Tumor Suppressor Activity of ODC Antizyme in MEK-Driven Skin Tumorigenesis

The study demonstrated that ornithine decarboxylase (ODC) played a crucial role in the development of basal cell carcinomas (BCCs) in Ptch1+/– mice, which are predisposed to these tumors due to mutations in the PTCH gene. Overexpression of ODC in these mice accelerated BCC induction following UVB exposure, while inhibition of ODC through antizyme overexpression or oral administration of the ODC inhibitor α-difluoromethylornithine reduced BCC formation. These findings suggested that targeting ODC could be an effective chemopreventive strategy against BCCs in humans.

The study demonstrated that ornithine decarboxylase (ODC) played a crucial role in the development of basal cell carcinomas (BCCs) in Ptch1+/– mice, which are predisposed to these tumors due to mutations in the patched (PTCH) gene. Overexpression of ODC in these mice accelerated BCC induction following UVB exposure, while inhibition of ODC through antizyme (AZ) overexpression or the use of the ODC inhibitor α-difluoromethylornithine reduced BCC formation. These findings suggested that targeting ODC could be an effective chemopreventive strategy for reducing BCCs in humans.

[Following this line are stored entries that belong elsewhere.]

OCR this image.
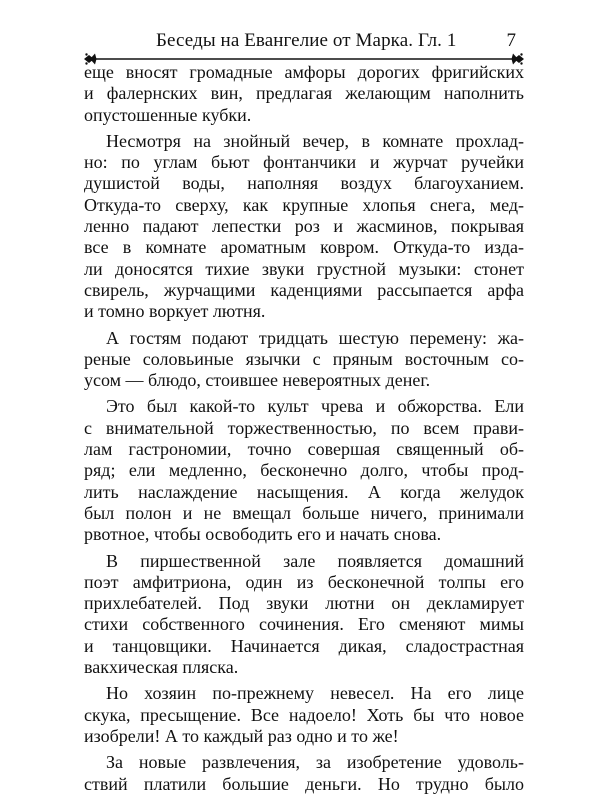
Беседы на Евангелие от Марка. Гл. 1	7
еще вносят громадные амфоры дорогих фригийских
и фалернских вин, предлагая желающим наполнить
опустошенные кубки.
Несмотря на знойный вечер, в комнате прохлад-
но: по углам бьют фонтанчики и журчат ручейки
душистой воды, наполняя воздух благоуханием.
Откуда-то сверху, как крупные хлопья снега, мед-
ленно падают лепестки роз и жасминов, покрывая
все в комнате ароматным ковром. Откуда-то изда-
ли доносятся тихие звуки грустной музыки: стонет
свирель, журчащими каденциями рассыпается арфа
и томно воркует лютня.
А гостям подают тридцать шестую перемену: жа-
реные соловьиные язычки с пряным восточным со-
усом — блюдо, стоившее невероятных денег.
Это был какой-то культ чрева и обжорства. Ели
с внимательной торжественностью, по всем прави-
лам гастрономии, точно совершая священный об-
ряд; ели медленно, бесконечно долго, чтобы прод-
лить наслаждение насыщения. А когда желудок
был полон и не вмещал больше ничего, принимали
рвотное, чтобы освободить его и начать снова.
В пиршественной зале появляется домашний
поэт амфитриона, один из бесконечной толпы его
прихлебателей. Под звуки лютни он декламирует
стихи собственного сочинения. Его сменяют мимы
и танцовщики. Начинается дикая, сладострастная
вакхическая пляска.
Но хозяин по-прежнему невесел. На его лице
скука, пресыщение. Все надоело! Хоть бы что новое
изобрели! А то каждый раз одно и то же!
За новые развлечения, за изобретение удоволь-
ствий платили большие деньги. Но трудно было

The study investigated the effects of TPA-stimulated polyamine biosynthesis on metastatic squamous cell carcinoma (mSCC) development in protein kinase C epsilon (PKC epsilon) transgenic mice. It was found that TPA treatment significantly increased epidermal ornithine decarboxylase (ODC) activity and putrescine levels in these mice compared to wild-type littermates. The development of mSCC was completely prevented by administering alpha-difluoromethylornithine (DFMO), an ODC inhibitor, in the drinking water during TPA promotion. However, this treatment resulted in marked hair loss and a decrease in intact hair follicles in the transgenic mice. The findings suggested a link between TPA-induced ODC activity, putrescine accumulation, hair follicle maintenance, and mSCC development, with the observed hair loss being a novel side effect not previously reported in other cancer prevention models.

The study used transgenic mice with targeted expression of spermidine/spermine N1-acetyltransferase (SSAT) in hair follicle keratinocytes to investigate susceptibility to skin cancer. These K6-SSAT transgenic mice, bred onto a tumor-resistant C57BL/6 background, showed a 10-fold increase in epidermal tumors when exposed to a carcinogenesis protocol involving 7,12-dimethylbenz[a]anthracene and 12-O-tetradecanoylphorbol-13-acetate. The transgenic mice exhibited elevated SSAT activity and protein levels, along with increased putrescine and N1-acetylspermidine, indicating enhanced polyamine catabolism. The study concluded that this activation of polyamine catabolism might play a crucial role in chemically induced skin cancer, as evidenced by the early onset and progression to carcinomas in the transgenic mice.

The study demonstrated that elevated levels of ornithine decarboxylase (ODC) and polyamines, when combined with a mutant Ha-ras gene, led to spontaneous tumor development in double transgenic mice. These mice, which were bred to carry both K6/ODC and v-Ha-ras transgenes, developed well-differentiated keratoacanthomas, some of which progressed to carcinomas within 2 months. The tumor development was dependent on ODC, as the use of the ODC inhibitor DFMO prevented tumor formation and caused regression. This indicated that ODC overexpression and activated Ha-ras were sufficient for malignant transformation, providing a model to study epithelial tumor development without chemical carcinogens or tumor promoters.

The study investigated the carcinogenic effects of expressing a mutant H-ras oncogene in different epidermal cell populations of mice. It found that targeting the expression to follicular and interfollicular cells using a truncated keratin 5 gene promoter led to the development of acanthotic areas and carcinoma in situ in newborn mice, and papillomas and keratoacanthomas in adults. These benign tumors frequently progressed to malignancy, unlike those induced by other promoters, and did not require wounding or a tumor promoter for formation. The research concluded that the cell type in which tumor initiation occurs, particularly within the hair follicle, significantly influenced the malignant potential of the tumors.

In this study, researchers investigated whether overexpression of ornithine decarboxylase (ODC) was sufficient for tumor promotion in mouse skin. They used transgenic mice with high ODC expression in epidermal keratinocytes and found that these mice were more sensitive to carcinogen initiation compared to controls. Notably, mice with ODC overexpression in hair follicle keratinocytes developed tumors without the need for additional tumor promoters. The study concluded that ODC overexpression was sufficient to activate target cells in hair follicles, leading to clonal expansion and epidermal tumor formation, indicating that hair follicles are key sites for chemical carcinogen targeting in the skin.